Abstract :
[en] Metallo-b-lactamases are important as a major source of resistance of pathogenic bacteria to the widely
used b-lactam antibiotics. They show considerable diversity in terms of sequence and are grouped into
three subclasses, B1, B2 and B3, which share a common overall fold. In each case the active enzyme has
binding sites for two zinc ions in close proximity, although the amino-acid residues which coordinate
the metals vary from one subclass to another.
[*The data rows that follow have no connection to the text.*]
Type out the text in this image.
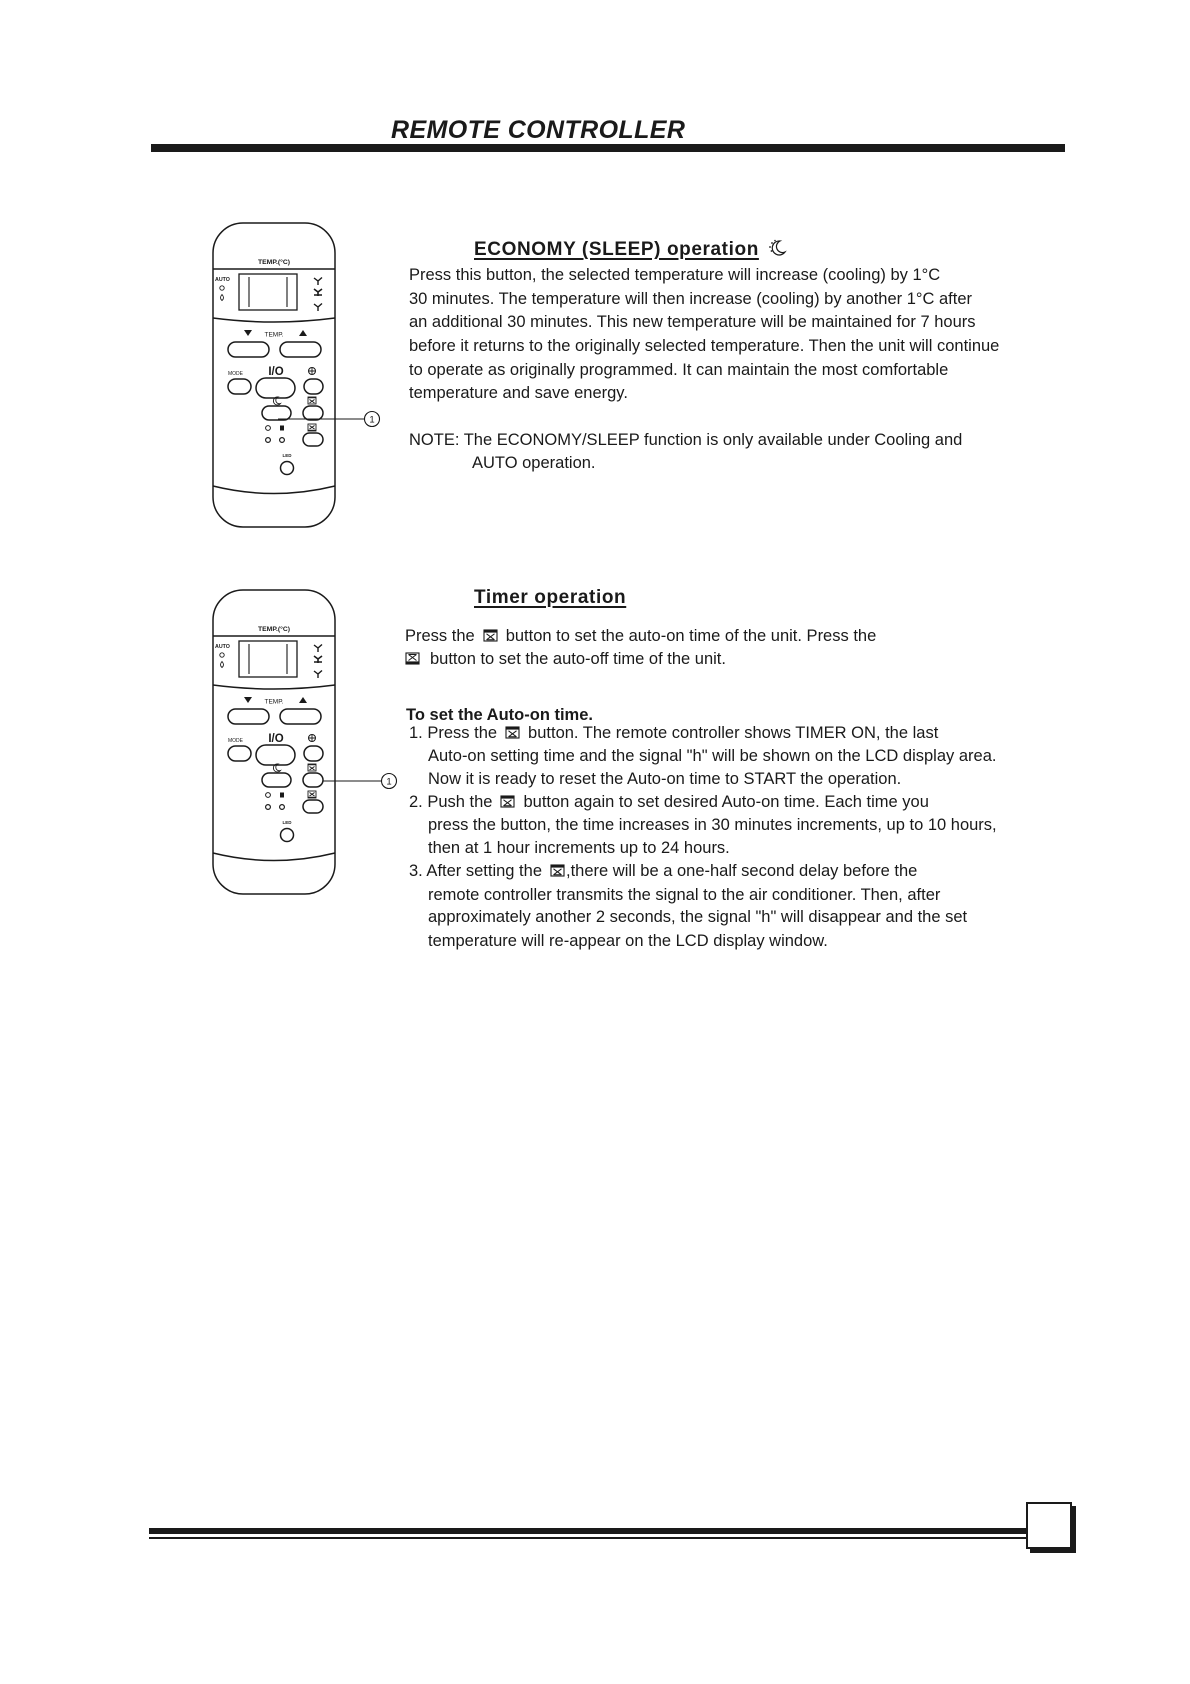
REMOTE CONTROLLER
TEMP.(°C)
AUTO
TEMP.
MODE I/O
LED
1
ECONOMY (SLEEP) operation
Press this button, the selected temperature will increase (cooling) by 1°C
30 minutes. The temperature will then increase (cooling) by another 1°C after
an additional 30 minutes. This new temperature will be maintained for 7 hours
before it returns to the originally selected temperature. Then the unit will continue
to operate as originally programmed. It can maintain the most comfortable
temperature and save energy.
NOTE: The ECONOMY/SLEEP function is only available under Cooling and
AUTO operation.
TEMP.(°C)
AUTO
TEMP.
MODE I/O
LED
1
Timer operation
Press the button to set the auto-on time of the unit. Press the
button to set the auto-off time of the unit.
To set the Auto-on time.
1. Press the button. The remote controller shows TIMER ON, the last
Auto-on setting time and the signal "h" will be shown on the LCD display area.
Now it is ready to reset the Auto-on time to START the operation.
2. Push the button again to set desired Auto-on time. Each time you
press the button, the time increases in 30 minutes increments, up to 10 hours,
then at 1 hour increments up to 24 hours.
3. After setting the ,there will be a one-half second delay before the
remote controller transmits the signal to the air conditioner. Then, after
approximately another 2 seconds, the signal "h" will disappear and the set
temperature will re-appear on the LCD display window.
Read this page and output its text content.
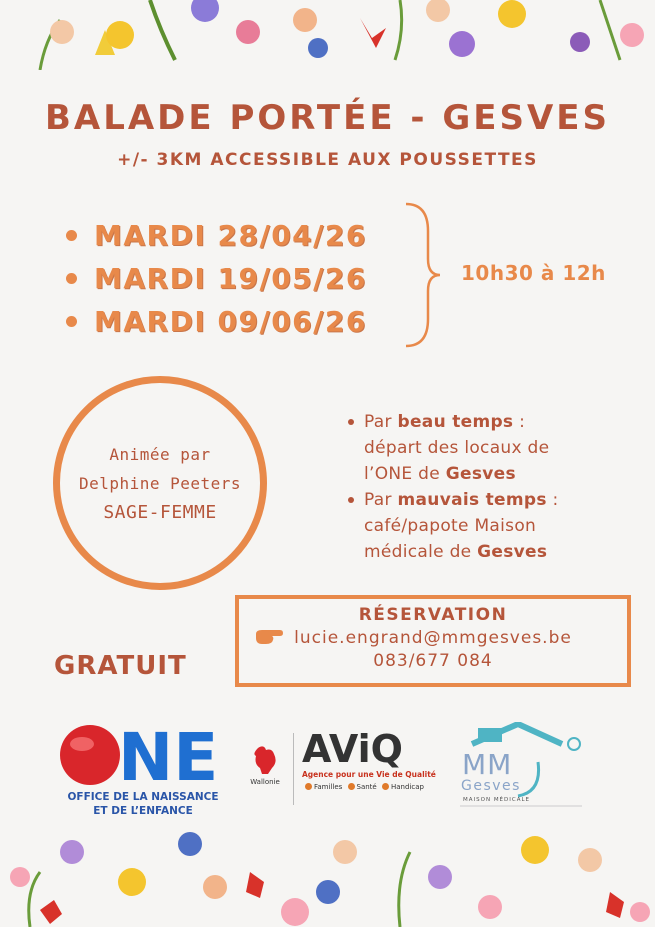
BALADE PORTÉE - GESVES
+/- 3KM ACCESSIBLE AUX POUSSETTES
MARDI 28/04/26
MARDI 19/05/26
MARDI 09/06/26
10h30 à 12h
Animée par
Delphine Peeters
SAGE-FEMME
Par beau temps :
départ des locaux de
l’ONE de Gesves
Par mauvais temps :
café/papote Maison
médicale de Gesves
RÉSERVATION
lucie.engrand@mmgesves.be
083/677 084
GRATUIT
NE
OFFICE DE LA NAISSANCE
ET DE L’ENFANCE
Wallonie
AViQ
Agence pour une Vie de Qualité
Familles Santé Handicap
MM
Gesves
MAISON MÉDICALE
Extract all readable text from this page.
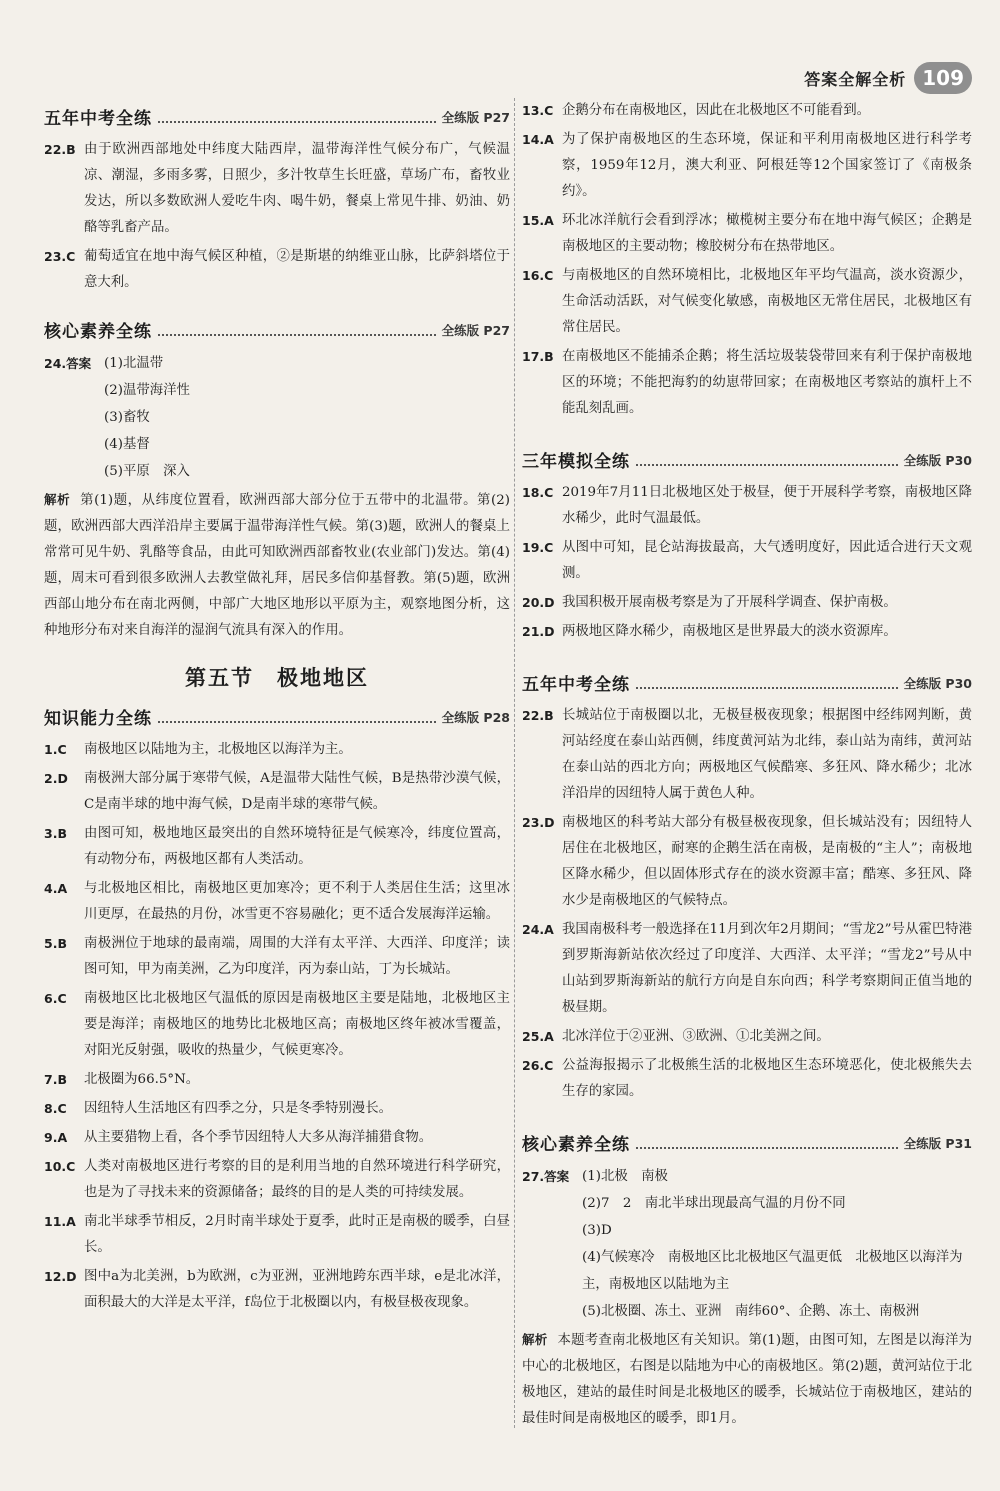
答案全解全析 109
五年中考全练	全练版 P27
22.B 由于欧洲西部地处中纬度大陆西岸，温带海洋性气候分布广，气候温凉、潮湿，多雨多雾，日照少，多汁牧草生长旺盛，草场广布，畜牧业发达，所以多数欧洲人爱吃牛肉、喝牛奶，餐桌上常见牛排、奶油、奶酪等乳畜产品。
23.C 葡萄适宜在地中海气候区种植，②是斯堪的纳维亚山脉，比萨斜塔位于意大利。
核心素养全练	全练版 P27
24.答案 (1)北温带
(2)温带海洋性
(3)畜牧
(4)基督
(5)平原　深入
解析 第(1)题，从纬度位置看，欧洲西部大部分位于五带中的北温带。第(2)题，欧洲西部大西洋沿岸主要属于温带海洋性气候。第(3)题，欧洲人的餐桌上常常可见牛奶、乳酪等食品，由此可知欧洲西部畜牧业(农业部门)发达。第(4)题，周末可看到很多欧洲人去教堂做礼拜，居民多信仰基督教。第(5)题，欧洲西部山地分布在南北两侧，中部广大地区地形以平原为主，观察地图分析，这种地形分布对来自海洋的湿润气流具有深入的作用。
第五节　极地地区
知识能力全练	全练版 P28
1.C	南极地区以陆地为主，北极地区以海洋为主。
2.D	南极洲大部分属于寒带气候，A是温带大陆性气候，B是热带沙漠气候，C是南半球的地中海气候，D是南半球的寒带气候。
3.B	由图可知，极地地区最突出的自然环境特征是气候寒冷，纬度位置高，有动物分布，两极地区都有人类活动。
4.A	与北极地区相比，南极地区更加寒冷；更不利于人类居住生活；这里冰川更厚，在最热的月份，冰雪更不容易融化；更不适合发展海洋运输。
5.B	南极洲位于地球的最南端，周围的大洋有太平洋、大西洋、印度洋；读图可知，甲为南美洲，乙为印度洋，丙为泰山站，丁为长城站。
6.C	南极地区比北极地区气温低的原因是南极地区主要是陆地，北极地区主要是海洋；南极地区的地势比北极地区高；南极地区终年被冰雪覆盖，对阳光反射强，吸收的热量少，气候更寒冷。
7.B	北极圈为66.5°N。
8.C	因纽特人生活地区有四季之分，只是冬季特别漫长。
9.A	从主要猎物上看，各个季节因纽特人大多从海洋捕猎食物。
10.C 人类对南极地区进行考察的目的是利用当地的自然环境进行科学研究，也是为了寻找未来的资源储备；最终的目的是人类的可持续发展。
11.A 南北半球季节相反，2月时南半球处于夏季，此时正是南极的暖季，白昼长。
12.D 图中a为北美洲，b为欧洲，c为亚洲，亚洲地跨东西半球，e是北冰洋，面积最大的大洋是太平洋，f岛位于北极圈以内，有极昼极夜现象。
13.C 企鹅分布在南极地区，因此在北极地区不可能看到。
14.A 为了保护南极地区的生态环境，保证和平利用南极地区进行科学考察，1959年12月，澳大利亚、阿根廷等12个国家签订了《南极条约》。
15.A 环北冰洋航行会看到浮冰；橄榄树主要分布在地中海气候区；企鹅是南极地区的主要动物；橡胶树分布在热带地区。
16.C 与南极地区的自然环境相比，北极地区年平均气温高，淡水资源少，生命活动活跃，对气候变化敏感，南极地区无常住居民，北极地区有常住居民。
17.B 在南极地区不能捕杀企鹅；将生活垃圾装袋带回来有利于保护南极地区的环境；不能把海豹的幼崽带回家；在南极地区考察站的旗杆上不能乱刻乱画。
三年模拟全练	全练版 P30
18.C 2019年7月11日北极地区处于极昼，便于开展科学考察，南极地区降水稀少，此时气温最低。
19.C 从图中可知，昆仑站海拔最高，大气透明度好，因此适合进行天文观测。
20.D 我国积极开展南极考察是为了开展科学调查、保护南极。
21.D 两极地区降水稀少，南极地区是世界最大的淡水资源库。
五年中考全练	全练版 P30
22.B 长城站位于南极圈以北，无极昼极夜现象；根据图中经纬网判断，黄河站经度在泰山站西侧，纬度黄河站为北纬，泰山站为南纬，黄河站在泰山站的西北方向；两极地区气候酷寒、多狂风、降水稀少；北冰洋沿岸的因纽特人属于黄色人种。
23.D 南极地区的科考站大部分有极昼极夜现象，但长城站没有；因纽特人居住在北极地区，耐寒的企鹅生活在南极，是南极的“主人”；南极地区降水稀少，但以固体形式存在的淡水资源丰富；酷寒、多狂风、降水少是南极地区的气候特点。
24.A 我国南极科考一般选择在11月到次年2月期间；“雪龙2”号从霍巴特港到罗斯海新站依次经过了印度洋、大西洋、太平洋；“雪龙2”号从中山站到罗斯海新站的航行方向是自东向西；科学考察期间正值当地的极昼期。
25.A 北冰洋位于②亚洲、③欧洲、①北美洲之间。
26.C 公益海报揭示了北极熊生活的北极地区生态环境恶化，使北极熊失去生存的家园。
核心素养全练	全练版 P31
27.答案 (1)北极　南极
(2)7　2　南北半球出现最高气温的月份不同
(3)D
(4)气候寒冷　南极地区比北极地区气温更低　北极地区以海洋为主，南极地区以陆地为主
(5)北极圈、冻土、亚洲　南纬60°、企鹅、冻土、南极洲
解析 本题考查南北极地区有关知识。第(1)题，由图可知，左图是以海洋为中心的北极地区，右图是以陆地为中心的南极地区。第(2)题，黄河站位于北极地区，建站的最佳时间是北极地区的暖季，长城站位于南极地区，建站的最佳时间是南极地区的暖季，即1月。
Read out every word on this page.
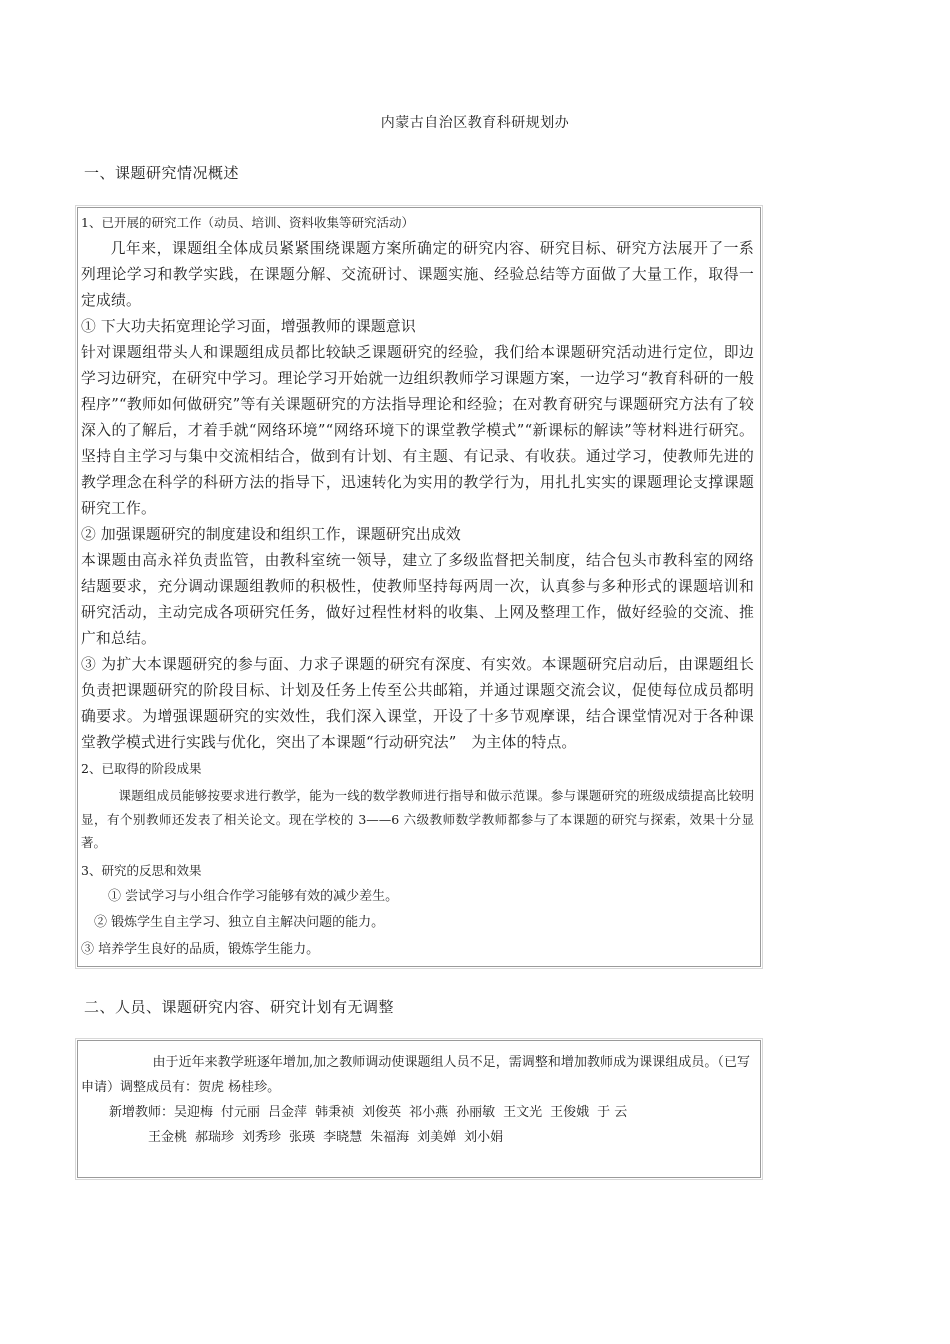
内蒙古自治区教育科研规划办
一、课题研究情况概述

1、已开展的研究工作（动员、培训、资料收集等研究活动）

几年来，课题组全体成员紧紧围绕课题方案所确定的研究内容、研究目标、研究方法展开了一系列理论学习和教学实践，在课题分解、交流研讨、课题实施、经验总结等方面做了大量工作，取得一定成绩。

① 下大功夫拓宽理论学习面，增强教师的课题意识

针对课题组带头人和课题组成员都比较缺乏课题研究的经验，我们给本课题研究活动进行定位，即边学习边研究，在研究中学习。理论学习开始就一边组织教师学习课题方案，一边学习“教育科研的一般程序”“教师如何做研究”等有关课题研究的方法指导理论和经验；在对教育研究与课题研究方法有了较深入的了解后，才着手就“网络环境”“网络环境下的课堂教学模式”“新课标的解读”等材料进行研究。坚持自主学习与集中交流相结合，做到有计划、有主题、有记录、有收获。通过学习，使教师先进的教学理念在科学的科研方法的指导下，迅速转化为实用的教学行为，用扎扎实实的课题理论支撑课题研究工作。

② 加强课题研究的制度建设和组织工作，课题研究出成效

本课题由高永祥负责监管，由教科室统一领导，建立了多级监督把关制度，结合包头市教科室的网络结题要求，充分调动课题组教师的积极性，使教师坚持每两周一次，认真参与多种形式的课题培训和研究活动，主动完成各项研究任务，做好过程性材料的收集、上网及整理工作，做好经验的交流、推广和总结。

③ 为扩大本课题研究的参与面、力求子课题的研究有深度、有实效。本课题研究启动后，由课题组长负责把课题研究的阶段目标、计划及任务上传至公共邮箱，并通过课题交流会议，促使每位成员都明确要求。为增强课题研究的实效性，我们深入课堂，开设了十多节观摩课，结合课堂情况对于各种课堂教学模式进行实践与优化，突出了本课题“行动研究法”　为主体的特点。

2、已取得的阶段成果

课题组成员能够按要求进行教学，能为一线的数学教师进行指导和做示范课。参与课题研究的班级成绩提高比较明显，有个别教师还发表了相关论文。现在学校的 3——6 六级教师数学教师都参与了本课题的研究与探索，效果十分显著。

3、研究的反思和效果

① 尝试学习与小组合作学习能够有效的减少差生。

② 锻炼学生自主学习、独立自主解决问题的能力。

③ 培养学生良好的品质，锻炼学生能力。

二、人员、课题研究内容、研究计划有无调整

由于近年来教学班逐年增加,加之教师调动使课题组人员不足，需调整和增加教师成为课课组成员。（已写申请）调整成员有：贺虎 杨桂珍。

新增教师：吴迎梅 付元丽 吕金萍 韩秉祯 刘俊英 祁小燕 孙丽敏 王文光 王俊娥 于 云

王金桃 郝瑞珍 刘秀珍 张瑛 李晓慧 朱福海 刘美婵 刘小娟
In subclasses B1 and B3, there has been controversy
about whether both zinc ions are required for activity, but the most recent evidence indicates that there
is positive cooperativity in zinc binding and that the catalytically relevant species is the di-zinc enzyme.
Subclass B2 enzymes, on the other hand, are active in the mono-zinc state and are inhibited by the
binding of a second zinc ion. Evidence for the importance of the zinc ions in substrate binding has
come from structures of product complexes which indicate that the b-lactam core binds to subclass B1
and B3 enzymes in a rather consistent fashion, interactions with the zinc ions being centrally important.
The zinc ions play key roles in the catalytic mechanism, including facilitating nucleophilic attack on the
amide carbonyl by the zinc-bound hydroxide ion, stabilising the anionic tetrahedral intermediate and
coordinating the departing amine nitrogen.